O grupo tentava encontrar, coletivamente, possibilidades para praticarem as músicas e, assim, gradativamente, experimentavam determinadas práticas:

[...] ao final dessa prática, o grupo aprecia o trabalho, e pensa em possibilidades, discutindo o que cada um pode fazer (“Uma ideia seria fazer [...]” (professor); “Tá bom! Gostei” (aluna); “[...] o que tem que decidir entre vocês é o [aspecto] [...]” (professor); “Eu gostei dessa, de o [colega] fazer assim [...]” (aluna)) [...] O professor, então, orienta: “[...] vamos tocando que a gente vai [...]”.

“Quer experimentar isso daí?” [...]; “Vamos tirar essa prova aí? [...]”; “Quer tentar tocar [determinado aspecto] só para ver o que acontece [...]”; “São ideias para a gente experimentar”; “Vamos passar para ver como que soa isso aí [...] vamos tentar” (Professor) (RO-Getúlio).

Diante de algumas dúvidas, Getúlio propunha que o grupo praticasse, para eles tirarem as próprias conclusões. Assim, procurava também estimular a autonomia:

A aluna, então, indaga: “Você quer mais ou menos isso? Porque aí eu estudo”. O professor, então, responde: “Eu não quero nada. Eu quero que vocês experimentem esses outros lugares”. “Tá bom”, sinaliza a aluna [...] O professor, então, enfatiza: “Não gente, não é isso. Você vai fazer o que você quiser [...] seria muito legal você gravar para você ouvir e ver se você gosta ou não [...]”. A aluna destaca: “[...] eu não vou saber se eu estou dentro do que você está falando, entendeu? Porque as vezes a gente acha que está fazendo e a gente não está”. O professor, então, orienta: “Eu não quero que você esteja dentro do que eu estou falando. Eu quero que você esteja fora do que você está fazendo [...] qualquer lugar fora [...] depois decide e começa a ver [...] outro lugar [...]”, sinalizando a possibilidade de a aluna conduzir esse processo com autonomia [...] Reforça então que a aluna vai fazer do jeito que ela quiser. A aluna sinaliza que vai pensar e vai estudar do jeito que o professor falou (RO-Getúlio).

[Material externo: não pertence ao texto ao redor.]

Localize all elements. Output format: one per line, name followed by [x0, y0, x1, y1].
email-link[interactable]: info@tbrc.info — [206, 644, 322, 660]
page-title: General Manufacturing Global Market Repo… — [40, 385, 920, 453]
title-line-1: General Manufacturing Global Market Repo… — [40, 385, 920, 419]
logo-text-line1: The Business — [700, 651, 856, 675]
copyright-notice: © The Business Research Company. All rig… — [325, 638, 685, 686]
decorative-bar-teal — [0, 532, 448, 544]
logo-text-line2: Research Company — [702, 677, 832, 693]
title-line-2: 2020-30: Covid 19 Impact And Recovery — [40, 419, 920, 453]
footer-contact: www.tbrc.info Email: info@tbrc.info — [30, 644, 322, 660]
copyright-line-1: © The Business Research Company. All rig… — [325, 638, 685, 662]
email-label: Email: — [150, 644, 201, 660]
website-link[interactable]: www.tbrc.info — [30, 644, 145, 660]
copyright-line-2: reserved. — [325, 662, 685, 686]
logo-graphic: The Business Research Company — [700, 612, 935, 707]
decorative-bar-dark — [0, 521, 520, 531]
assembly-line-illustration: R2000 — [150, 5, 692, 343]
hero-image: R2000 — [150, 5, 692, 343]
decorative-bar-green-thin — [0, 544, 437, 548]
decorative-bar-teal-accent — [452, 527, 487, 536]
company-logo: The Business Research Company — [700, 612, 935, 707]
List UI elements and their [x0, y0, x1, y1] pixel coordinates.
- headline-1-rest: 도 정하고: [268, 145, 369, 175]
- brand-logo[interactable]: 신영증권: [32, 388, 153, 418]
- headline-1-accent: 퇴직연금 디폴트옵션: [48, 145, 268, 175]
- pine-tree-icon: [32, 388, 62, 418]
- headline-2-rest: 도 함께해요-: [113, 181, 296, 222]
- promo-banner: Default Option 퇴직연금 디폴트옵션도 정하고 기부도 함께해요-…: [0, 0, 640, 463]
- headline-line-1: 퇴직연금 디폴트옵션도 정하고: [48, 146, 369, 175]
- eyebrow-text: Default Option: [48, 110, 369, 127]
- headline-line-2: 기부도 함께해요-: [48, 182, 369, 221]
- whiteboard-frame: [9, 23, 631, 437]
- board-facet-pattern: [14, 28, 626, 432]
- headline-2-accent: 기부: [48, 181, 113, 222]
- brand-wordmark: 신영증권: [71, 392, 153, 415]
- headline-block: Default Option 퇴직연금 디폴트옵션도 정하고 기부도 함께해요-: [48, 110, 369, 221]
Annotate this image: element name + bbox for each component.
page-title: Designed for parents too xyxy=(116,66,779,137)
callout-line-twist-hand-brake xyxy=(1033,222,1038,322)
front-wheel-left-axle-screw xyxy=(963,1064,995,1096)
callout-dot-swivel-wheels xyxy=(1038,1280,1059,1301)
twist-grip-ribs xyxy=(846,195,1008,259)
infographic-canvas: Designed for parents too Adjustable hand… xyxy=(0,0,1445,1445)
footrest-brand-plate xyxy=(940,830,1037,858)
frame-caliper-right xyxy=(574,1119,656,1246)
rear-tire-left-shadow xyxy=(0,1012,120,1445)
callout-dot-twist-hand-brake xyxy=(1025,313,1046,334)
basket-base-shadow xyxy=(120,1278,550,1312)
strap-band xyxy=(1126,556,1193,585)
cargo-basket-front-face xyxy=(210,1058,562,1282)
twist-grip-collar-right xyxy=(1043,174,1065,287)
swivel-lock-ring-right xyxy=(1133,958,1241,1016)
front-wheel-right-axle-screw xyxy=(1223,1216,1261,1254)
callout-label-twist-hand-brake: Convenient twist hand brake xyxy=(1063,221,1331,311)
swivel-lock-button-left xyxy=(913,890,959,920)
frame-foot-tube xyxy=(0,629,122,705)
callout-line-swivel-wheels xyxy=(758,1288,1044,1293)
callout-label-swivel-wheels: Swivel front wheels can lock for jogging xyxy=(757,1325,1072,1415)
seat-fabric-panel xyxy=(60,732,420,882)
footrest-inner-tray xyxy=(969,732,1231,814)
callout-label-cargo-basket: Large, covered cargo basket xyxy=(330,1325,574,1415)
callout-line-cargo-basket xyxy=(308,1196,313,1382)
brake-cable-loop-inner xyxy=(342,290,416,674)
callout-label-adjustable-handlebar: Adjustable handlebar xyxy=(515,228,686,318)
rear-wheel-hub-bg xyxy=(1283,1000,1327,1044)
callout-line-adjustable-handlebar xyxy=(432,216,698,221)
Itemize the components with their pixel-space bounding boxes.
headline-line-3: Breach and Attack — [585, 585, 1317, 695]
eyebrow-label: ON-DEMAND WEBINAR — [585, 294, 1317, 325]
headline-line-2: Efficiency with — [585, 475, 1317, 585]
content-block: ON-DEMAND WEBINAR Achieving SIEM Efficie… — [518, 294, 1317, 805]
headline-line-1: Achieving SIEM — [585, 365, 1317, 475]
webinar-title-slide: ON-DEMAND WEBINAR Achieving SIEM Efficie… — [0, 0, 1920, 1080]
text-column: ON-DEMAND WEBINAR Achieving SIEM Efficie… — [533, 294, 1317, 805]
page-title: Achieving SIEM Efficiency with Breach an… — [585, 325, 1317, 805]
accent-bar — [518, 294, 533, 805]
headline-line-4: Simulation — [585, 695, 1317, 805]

Na visão de uma das alunas, a experiência vivida possibilitou ouvir melhor os colegas, durante a prática coletiva, sobretudo diante de sua dificuldade de decorar as músicas:

[...] as pessoas querem tocar juntos, mas elas não entendem que o tocar junto também é uma habilidade que se desenvolve, tanto quanto tocar sozinho, tocar em casa, estudar técnica, estudar... sei lá... [...] eu ainda sinto que existe uma barreira grande, uma barreira técnica [...] de técnica de estudo e tudo mais, tenho dificuldades de decorar as músicas [...] mas eu achei que tocar aqui ajudou muito nisso, de você ouvir o que o outro está fazendo e você ser flexível, ser influenciado e também de tentar influenciar, sei lá [...] o fato de essa aula ter me ajudado a ouvir melhor vocês, fez com que eu também ouvisse melhor os colegas nas outras aulas, sabe? Então não sei, eu achei fofo, maravilhoso (GF-Getúlio).

Por fim, é importante mencionar o trabalho que foi desenvolvido durante as aulas práticas, tendo em vista a apresentação dos alunos em um recital, ao final do semestre. Em algumas aulas, o grupo planejou-se, decidindo sobre o repertório e definido horários extras para ensaiarem. O professor, por sua vez, deu sua contribuição estimulando a realização desses ensaios, sobretudo nas proximidades do recital, para a formação da consciência de grupo (RO-Getúlio). Além disso, o grupo discutiu sobre a dinâmica de apresentação, como os instrumentos que vão tocar e a responsabilidade de cada um.